Em sua 63ª edição, o Salão do Móvel, evento oficial da Semana de Design de Milão, propôs uma mudança de perspectiva: o design não como resposta estética ou funcional isolada, mas como uma linguagem que dialoga com o corpo, os sentidos e a subjetividade. Sob o tema “Thought for Humans”, as ideias de criativos e marcas revelaram um olhar atento ao protagonismo humano em todas as suas dimensões — física, emocional e cultural. “Num momento em que o design muitas vezes se perde entre o espetáculo visual e a automação impessoal, Milão propõe uma resposta mais consciente, trazendo o humano de volta ao centro — não apenas como consumidor, mas como presença sensível e participante do processo criativo”, explica Carolina Vitola, Coordenadora de Design da Impress decor.
Essa centralidade humana se revela desde o modo como os objetos se aproximam do corpo até a escolha cromática que permeia os espaços. A predominância de tons terrosos, variações de off-white e diferentes intensidades de marrom carregam uma intenção de acolhimento.
São escolhas cromáticas que reconhecem as marcas do tempo, da ancestralidade, das vivências, celebrando o que nos torna únicos e, ao mesmo tempo, parte de um todo.
É um convite para enxergar o design com mais empatia. Para criar espaços que não apenas agradam aos olhos, mas que também respeitam e representam a complexidade de quem os habita. Porque quando o projeto considera as pessoas em sua pluralidade, ele toca mais fundo. Ele conecta.
O contraste, tradicionalmente utilizado como elemento gráfico, aqui ganha outra dimensão: ele não serve mais para enfatizar oposição, mas para expressar coexistência. As combinações entre cores neutras e tons vibrantes — como vermelhos profundos ou verdes com acidez quase cítrica — funcionam como interrupções poéticas em superfícies calmas. Elas criam ritmo e tensão, mas mantêm a coesão, estabelecendo intervalos de respiração nas composições.

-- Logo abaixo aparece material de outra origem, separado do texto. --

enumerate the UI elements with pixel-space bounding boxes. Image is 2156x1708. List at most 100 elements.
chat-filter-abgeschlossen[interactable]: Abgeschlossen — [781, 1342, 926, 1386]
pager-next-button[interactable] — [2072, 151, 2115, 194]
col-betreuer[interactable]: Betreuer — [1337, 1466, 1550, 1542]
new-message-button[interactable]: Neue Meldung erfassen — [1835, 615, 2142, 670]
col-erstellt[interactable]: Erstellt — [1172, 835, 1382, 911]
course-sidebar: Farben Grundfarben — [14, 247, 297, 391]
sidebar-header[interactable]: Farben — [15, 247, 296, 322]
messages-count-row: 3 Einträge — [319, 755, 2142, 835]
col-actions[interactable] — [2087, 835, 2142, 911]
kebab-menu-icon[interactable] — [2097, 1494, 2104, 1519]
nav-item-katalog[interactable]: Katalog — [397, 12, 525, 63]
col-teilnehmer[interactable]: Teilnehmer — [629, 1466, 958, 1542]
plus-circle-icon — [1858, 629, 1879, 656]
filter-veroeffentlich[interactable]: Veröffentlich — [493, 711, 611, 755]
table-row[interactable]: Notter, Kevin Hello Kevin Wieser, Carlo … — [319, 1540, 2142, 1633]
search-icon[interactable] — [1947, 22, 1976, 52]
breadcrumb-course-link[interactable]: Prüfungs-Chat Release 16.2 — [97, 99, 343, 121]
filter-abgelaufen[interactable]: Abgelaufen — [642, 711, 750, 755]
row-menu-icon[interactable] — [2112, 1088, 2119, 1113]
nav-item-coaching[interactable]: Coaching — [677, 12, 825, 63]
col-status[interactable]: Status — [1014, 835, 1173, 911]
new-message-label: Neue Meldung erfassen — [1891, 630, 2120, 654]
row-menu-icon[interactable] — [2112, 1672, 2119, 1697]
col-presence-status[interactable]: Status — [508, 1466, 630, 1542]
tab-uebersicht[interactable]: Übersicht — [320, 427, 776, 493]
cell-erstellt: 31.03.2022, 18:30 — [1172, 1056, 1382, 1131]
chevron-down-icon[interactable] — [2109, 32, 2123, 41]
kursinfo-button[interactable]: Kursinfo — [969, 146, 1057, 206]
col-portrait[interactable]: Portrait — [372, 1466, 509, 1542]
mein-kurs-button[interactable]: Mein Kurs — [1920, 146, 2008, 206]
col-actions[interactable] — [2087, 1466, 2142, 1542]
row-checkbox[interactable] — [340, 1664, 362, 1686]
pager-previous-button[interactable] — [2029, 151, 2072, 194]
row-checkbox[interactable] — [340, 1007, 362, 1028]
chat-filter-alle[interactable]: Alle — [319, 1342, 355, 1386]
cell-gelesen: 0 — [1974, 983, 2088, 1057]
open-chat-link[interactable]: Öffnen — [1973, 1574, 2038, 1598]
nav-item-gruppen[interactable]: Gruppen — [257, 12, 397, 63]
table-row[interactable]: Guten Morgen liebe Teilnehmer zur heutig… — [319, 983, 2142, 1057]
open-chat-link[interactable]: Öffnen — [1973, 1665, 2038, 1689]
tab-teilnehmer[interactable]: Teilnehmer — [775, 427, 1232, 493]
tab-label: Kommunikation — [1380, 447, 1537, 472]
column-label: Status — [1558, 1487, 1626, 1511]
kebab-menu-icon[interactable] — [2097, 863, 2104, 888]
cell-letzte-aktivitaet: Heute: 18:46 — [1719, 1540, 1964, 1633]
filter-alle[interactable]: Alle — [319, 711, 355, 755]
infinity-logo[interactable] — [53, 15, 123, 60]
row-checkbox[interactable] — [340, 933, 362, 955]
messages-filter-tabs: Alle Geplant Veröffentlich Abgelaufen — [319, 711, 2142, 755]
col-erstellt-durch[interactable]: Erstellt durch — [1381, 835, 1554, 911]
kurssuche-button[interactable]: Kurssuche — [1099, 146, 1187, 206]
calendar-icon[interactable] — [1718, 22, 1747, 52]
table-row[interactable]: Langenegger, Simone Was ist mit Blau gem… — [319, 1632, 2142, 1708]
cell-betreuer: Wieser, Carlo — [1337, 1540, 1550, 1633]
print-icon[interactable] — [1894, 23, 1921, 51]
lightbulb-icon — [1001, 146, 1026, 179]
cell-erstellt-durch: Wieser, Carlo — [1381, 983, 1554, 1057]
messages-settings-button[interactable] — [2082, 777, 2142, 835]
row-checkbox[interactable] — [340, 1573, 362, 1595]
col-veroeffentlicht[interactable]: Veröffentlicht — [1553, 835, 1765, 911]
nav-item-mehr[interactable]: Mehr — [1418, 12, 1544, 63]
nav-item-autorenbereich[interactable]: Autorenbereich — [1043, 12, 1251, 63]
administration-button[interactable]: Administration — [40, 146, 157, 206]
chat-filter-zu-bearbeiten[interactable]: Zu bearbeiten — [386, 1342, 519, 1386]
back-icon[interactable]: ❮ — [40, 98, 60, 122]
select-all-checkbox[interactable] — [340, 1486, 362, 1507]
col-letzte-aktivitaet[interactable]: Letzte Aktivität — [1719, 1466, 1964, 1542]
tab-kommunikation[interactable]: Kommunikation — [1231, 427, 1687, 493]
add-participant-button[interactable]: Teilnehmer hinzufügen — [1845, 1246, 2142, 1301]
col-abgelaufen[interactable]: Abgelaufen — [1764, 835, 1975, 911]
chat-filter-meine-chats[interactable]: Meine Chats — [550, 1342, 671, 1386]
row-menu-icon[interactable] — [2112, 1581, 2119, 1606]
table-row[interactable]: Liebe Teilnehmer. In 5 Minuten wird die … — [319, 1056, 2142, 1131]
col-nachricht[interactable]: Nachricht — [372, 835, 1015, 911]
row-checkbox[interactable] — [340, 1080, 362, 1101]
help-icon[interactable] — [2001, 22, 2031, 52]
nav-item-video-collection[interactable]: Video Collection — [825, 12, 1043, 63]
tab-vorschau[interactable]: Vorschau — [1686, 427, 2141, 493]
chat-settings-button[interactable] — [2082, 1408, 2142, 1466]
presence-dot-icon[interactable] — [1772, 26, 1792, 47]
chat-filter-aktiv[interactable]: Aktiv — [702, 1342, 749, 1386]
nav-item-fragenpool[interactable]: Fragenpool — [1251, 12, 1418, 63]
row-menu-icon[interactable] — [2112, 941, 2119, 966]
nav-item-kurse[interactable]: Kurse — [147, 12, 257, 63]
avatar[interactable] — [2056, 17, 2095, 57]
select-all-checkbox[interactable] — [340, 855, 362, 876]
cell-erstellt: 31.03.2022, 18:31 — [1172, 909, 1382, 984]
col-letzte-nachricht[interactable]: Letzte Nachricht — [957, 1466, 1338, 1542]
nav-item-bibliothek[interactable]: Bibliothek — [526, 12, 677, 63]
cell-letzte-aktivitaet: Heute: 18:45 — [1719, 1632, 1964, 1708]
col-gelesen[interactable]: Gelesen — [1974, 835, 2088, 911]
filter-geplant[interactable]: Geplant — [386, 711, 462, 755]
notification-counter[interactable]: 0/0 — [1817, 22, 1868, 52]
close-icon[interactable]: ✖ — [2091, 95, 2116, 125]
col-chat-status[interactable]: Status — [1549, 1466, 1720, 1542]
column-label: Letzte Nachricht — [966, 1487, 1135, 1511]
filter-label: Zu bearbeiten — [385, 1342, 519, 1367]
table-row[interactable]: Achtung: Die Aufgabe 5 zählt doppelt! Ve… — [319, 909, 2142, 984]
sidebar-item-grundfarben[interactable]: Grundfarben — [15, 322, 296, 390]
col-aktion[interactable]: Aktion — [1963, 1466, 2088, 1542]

A linguagem formal dos móveis também se afasta da rigidez. As curvas, abundantes nesta edição, são mais que gestos estéticos; são decisões que convidam ao toque, à aproximação, ao repouso. Há uma busca evidente por uma ergonomia perceptiva, que leve em conta a materialidade do corpo, suas imperfeições e sua necessidade de aconchego e reaproximação.
No campo das matérias-primas, o protagonismo da madeira permanece, mas assume contornos mais simbólicos. A nogueira italiana aparece em sua forma mais imponente, acompanhada por carvalhos com veios marcantes e madeiras de coloração escura, quase negra. Ao lado delas, espécies como haya, fresno e pinus estabelecem uma relação mais direta com o território europeu. A madeira deixa de ser um recurso apenas funcional ou decorativo: ela carrega memória, evoca tempo, comunica permanência. “Esse discurso se intensifica com a presença de materiais complementares: vidros, metais, fibras naturais, tecidos, lã, e um destaque para polímeros aplicados em impressão 3D, que ampliam as possibilidades do acabamento e introduzem novas texturas ao repertório visual”, comenta Luiz Gorgen, designer de produto da Impress.
O que se viu em Milão, portanto, não foi apenas um recorte de tendências. Foi um esforço coletivo de profissionais, marcas e curadores para pensar o design como prática situada: sensível, comprometida com os ritmos e as urgências do tempo presente. “Não se trata mais apenas de desenhar o ‘novo’, mas de redesenhar os vínculos entre corpo e objeto, entre matéria e memória, entre estética e permanência. Um design que não se impõe como solução, mas que se constrói como escuta”, completa Jessica Hori.